(1.) The petitioner, in this petition, has sought the mandatory relief from this Court directing the respondent authorities to treat the impugned action on the part of the respondents in not regularising the services of the petitioner and in terminating the services of the petitioner by adopting the modus operandi of 29 days appointment, as illegal, unjust, arbitrary, discriminatory, unconstitutional and non-est in the eye of law and has further sought directions to the respondents to treat the petitioner in continuous services of the respondents right from the initial entry of the petitioner in the service of the respondents. The petitioner has further prayed for a declaration from this Court to the effect that the orders creating artificial break in the service of the petitioner, after his initial appointment, as illegal, non-est and of no effect whatsoever and to treat the services of the petitioner as continuous for all purposes. Lastly, the petitioner has prayed for directions to the respondents to confer upon the petitioner all benefit of regular service from his initial entry in the service of the respondents, such as fixation of pay, arrears of salary, status, seniority etc., treating the petitioner in the continuous service of the respondents. By way of an interim relief, the petitioner has prayed for injunction restraining the respondents from terminating the services of the petitioner in any manner whatsoever and permitting him to discharge his duties and to pay him his regular salary accordingly in the regular pay-scale. The petition was admitted by this Court on 26-2-1991 and while granting ad-interim relief, this Court has passed an order to maintain status-quo in respect of the work/service of the petitioner. While confirming the ad-interim relief, this Court has passed an order on 8-7-1992 directing the respondents that the services of the petitioner were not to be terminated except in accordance with law, subject ofcourse to the fact that the petitioner was actually working with respondent No.2. Under this interim relief, the petitioner has been working with the respondents during the pendency of this petition before this Court.

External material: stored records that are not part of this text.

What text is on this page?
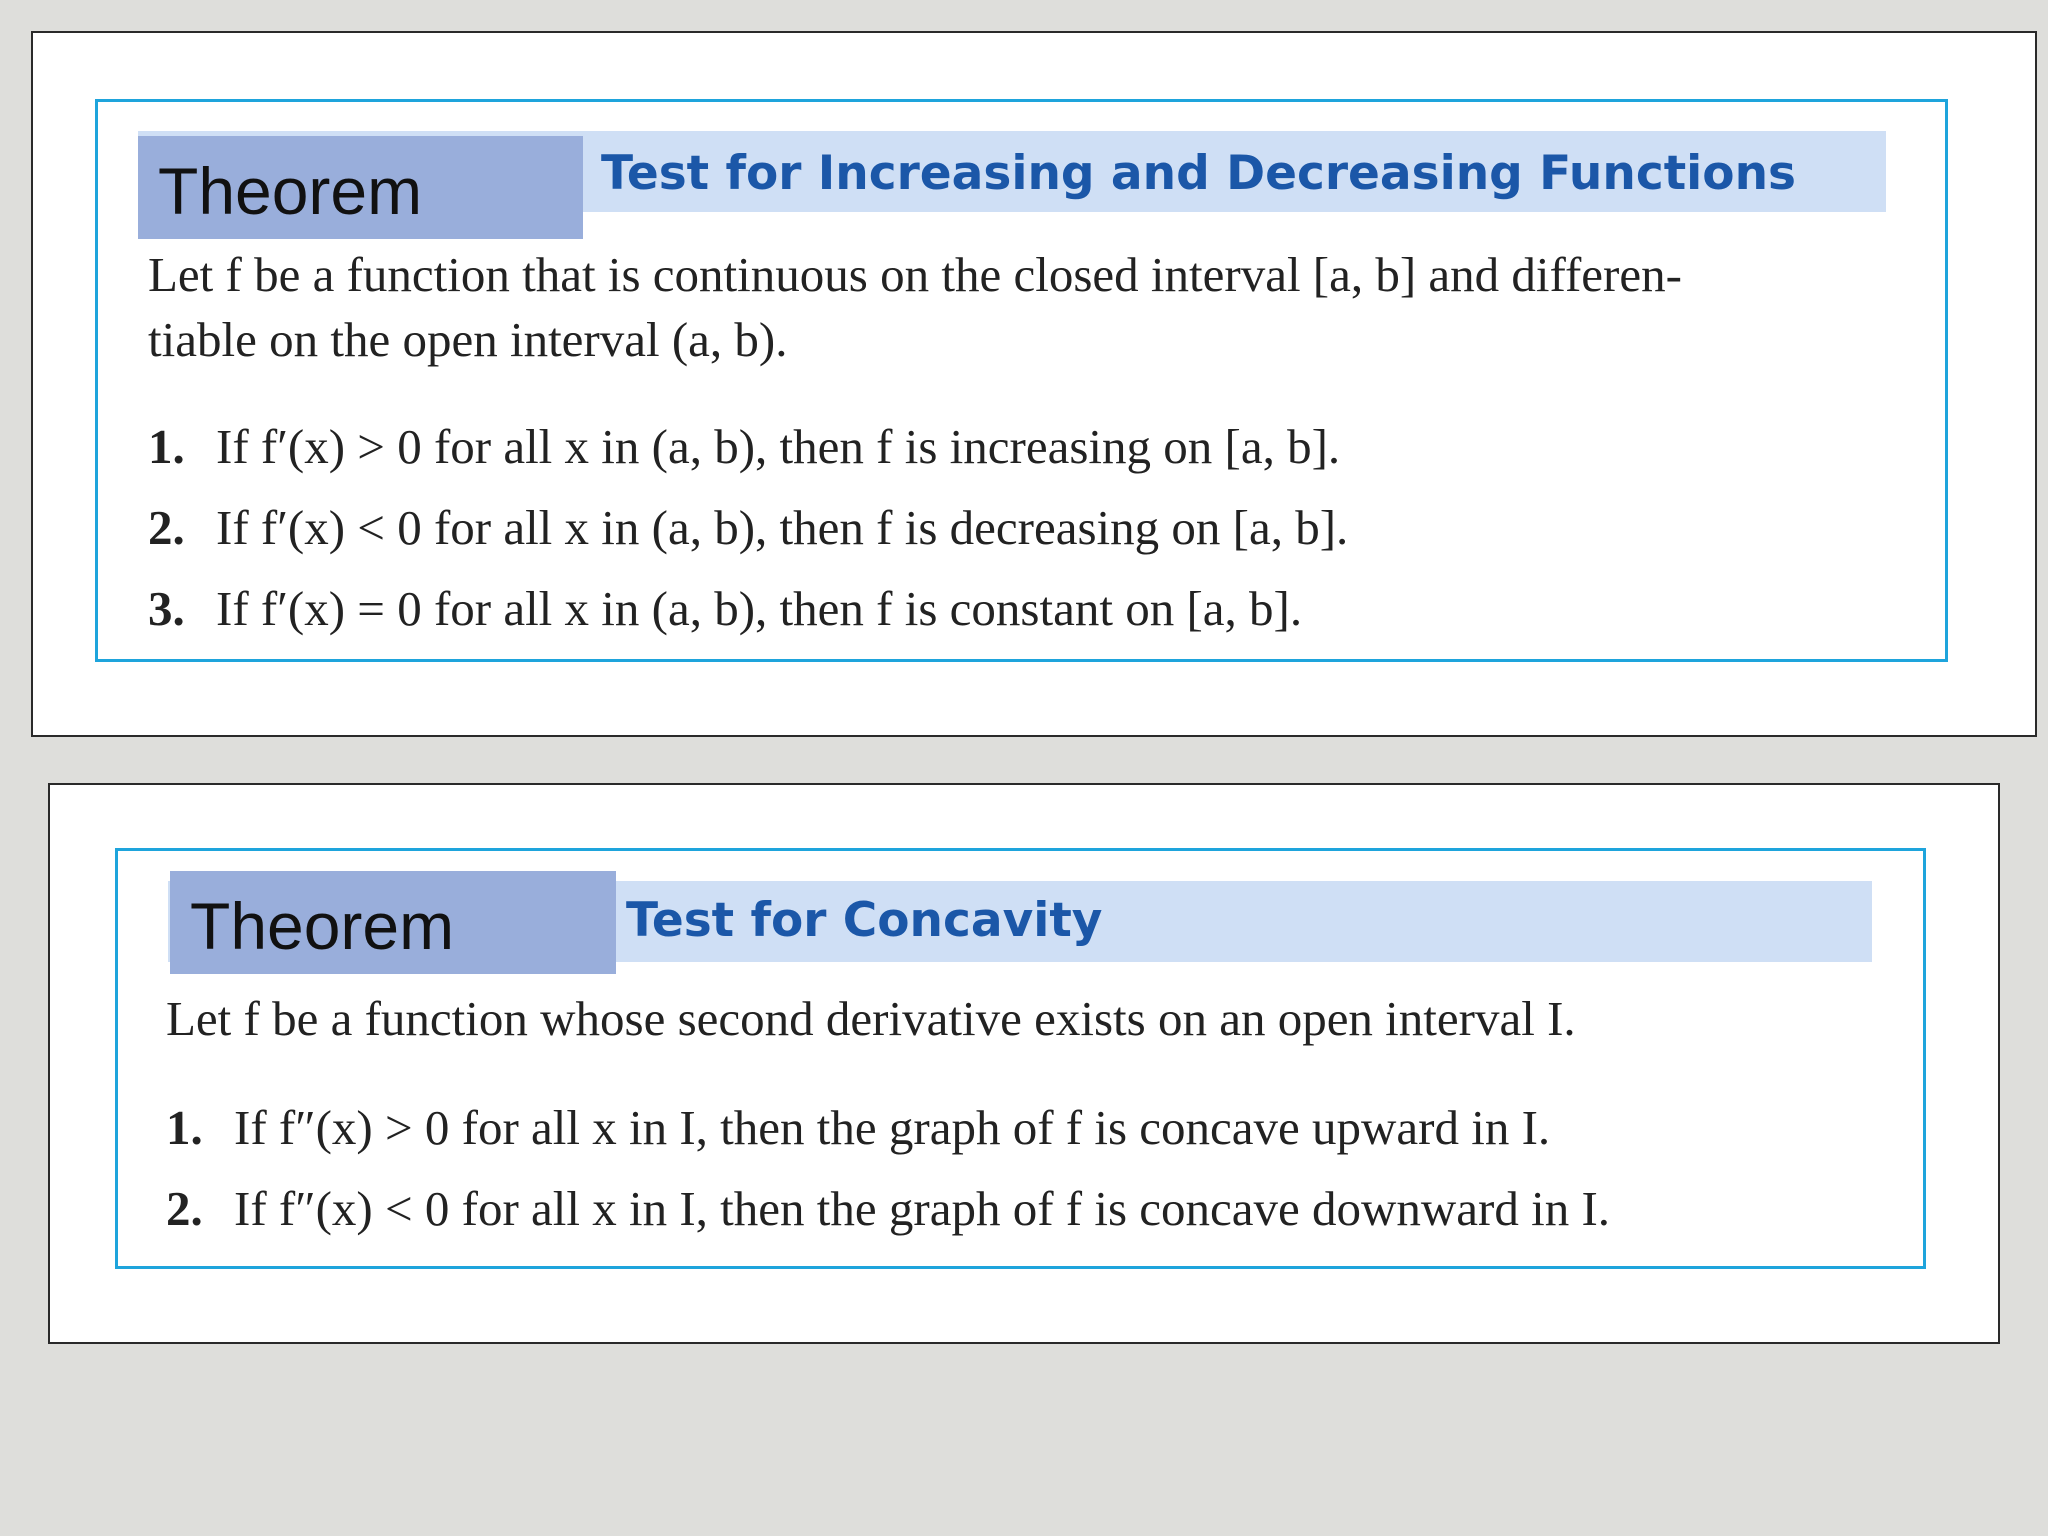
Theorem	Test for Increasing and Decreasing Functions
Let f be a function that is continuous on the closed interval [a, b] and differen-
tiable on the open interval (a, b).
1. If f′(x) > 0 for all x in (a, b), then f is increasing on [a, b].
2. If f′(x) < 0 for all x in (a, b), then f is decreasing on [a, b].
3. If f′(x) = 0 for all x in (a, b), then f is constant on [a, b].
Theorem	Test for Concavity
Let f be a function whose second derivative exists on an open interval I.
1. If f″(x) > 0 for all x in I, then the graph of f is concave upward in I.
2. If f″(x) < 0 for all x in I, then the graph of f is concave downward in I.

(2.) The petitioner has urged in the petition that he has been rendering services to the utmost satisfaction of the respondent-authorities since 1986 regularly and continuously without any breaks, except the artificial breaks created by the respondent authorities. It is further stated in the petition that there is nothing against the petitioner and his work has been appreciated by the respondent authorities. The petitioner further stated that ever since his initial appointment, he was being served with the appointment order of 29 days, though the petitioner has been continuously working. The petitioner has further alleged in the petition that the artificial breaks were given to the petitioner only with a view to disentitle the petitioner from claiming any right for the services rendered by him or any claim for the regularisation. The petitioner has filed a detailed list showing particulars of all appointment orders and copies of certain appointment orders, along with the petition.

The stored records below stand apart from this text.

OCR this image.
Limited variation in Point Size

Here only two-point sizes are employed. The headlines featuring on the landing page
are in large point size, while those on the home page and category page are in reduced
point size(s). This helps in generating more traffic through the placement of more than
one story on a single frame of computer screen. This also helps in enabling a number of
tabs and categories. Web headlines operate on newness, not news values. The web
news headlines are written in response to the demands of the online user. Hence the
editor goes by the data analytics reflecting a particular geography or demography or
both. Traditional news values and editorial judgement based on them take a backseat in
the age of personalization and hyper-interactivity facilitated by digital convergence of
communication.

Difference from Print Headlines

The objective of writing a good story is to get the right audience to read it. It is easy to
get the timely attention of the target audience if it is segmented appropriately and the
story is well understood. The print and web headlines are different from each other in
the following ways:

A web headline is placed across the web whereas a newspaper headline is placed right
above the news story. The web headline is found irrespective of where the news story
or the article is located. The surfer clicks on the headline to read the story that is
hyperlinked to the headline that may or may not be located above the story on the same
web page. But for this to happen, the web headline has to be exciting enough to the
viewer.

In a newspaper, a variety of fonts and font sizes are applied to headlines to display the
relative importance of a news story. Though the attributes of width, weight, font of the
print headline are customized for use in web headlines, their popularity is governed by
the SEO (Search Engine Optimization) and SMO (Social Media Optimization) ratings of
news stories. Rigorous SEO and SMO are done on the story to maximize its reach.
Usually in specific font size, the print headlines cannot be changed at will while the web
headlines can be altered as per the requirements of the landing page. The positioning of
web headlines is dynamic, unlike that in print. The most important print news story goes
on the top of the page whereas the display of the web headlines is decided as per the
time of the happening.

(3.) The petitioner, in support of his contention raised in the petition, has placed reliance on the decision of this Court in the case of Ghanshyam M. Pandya Vs. State of Gujarat, reported in 1985 G.L.H. (UJ) 51, which was subsequently confirmed by a Division Bench of this Court in L.P.A. No. 326 of 1985. The petitioner has also relied upon a Judgment of the Hon'ble Supreme Court in the case of Surinder Singh and another Vs. The Engineer-in-Chief, C.P.W.D. and Others, reported in AIR 1986 S.C. 584. Based on these judgments, the petitioner has submitted that the petitioner has been working on a clear vacancy for the years to come with the respondent authorities and that the act on the part of the respondent-authorities in not regularising his services and in terminating his services by adopting the modus-operandi of 29 days' appointment is absolutely illegal, unjust, arbitrary, discriminatory and violative of Articles 14 and 16 of the Constitution of India. The petitioner has further raised the contention that if his services were terminated and/or the same were not regularised by the respondent-authorities, the petitioner would be put in a miserable condition and that he would not be in a position to get any employment in any other Government organisation because of certain handicaps such as age-bar etc. It is further submitted that, after taking services of the petitioner for all these years, the respondent-authorities could not be permitted to play with the future of the petitioner by adopting the artificial break of 29 days' appointment. The petitioner has further raised the contention that the petitioner is a workman within the meaning of Sec. 2(j) of the Industrial Disputes Act and hence the termination of his services could not be effected without payment of retrenchment compensation as required under Section 25-F of the Industrial Disputes Act and hence the termination of the services of the petitioner without payment of retrenchment compensation was bad, illegal, and violative of provisions of Section 25F of the Industrial Disputes Act.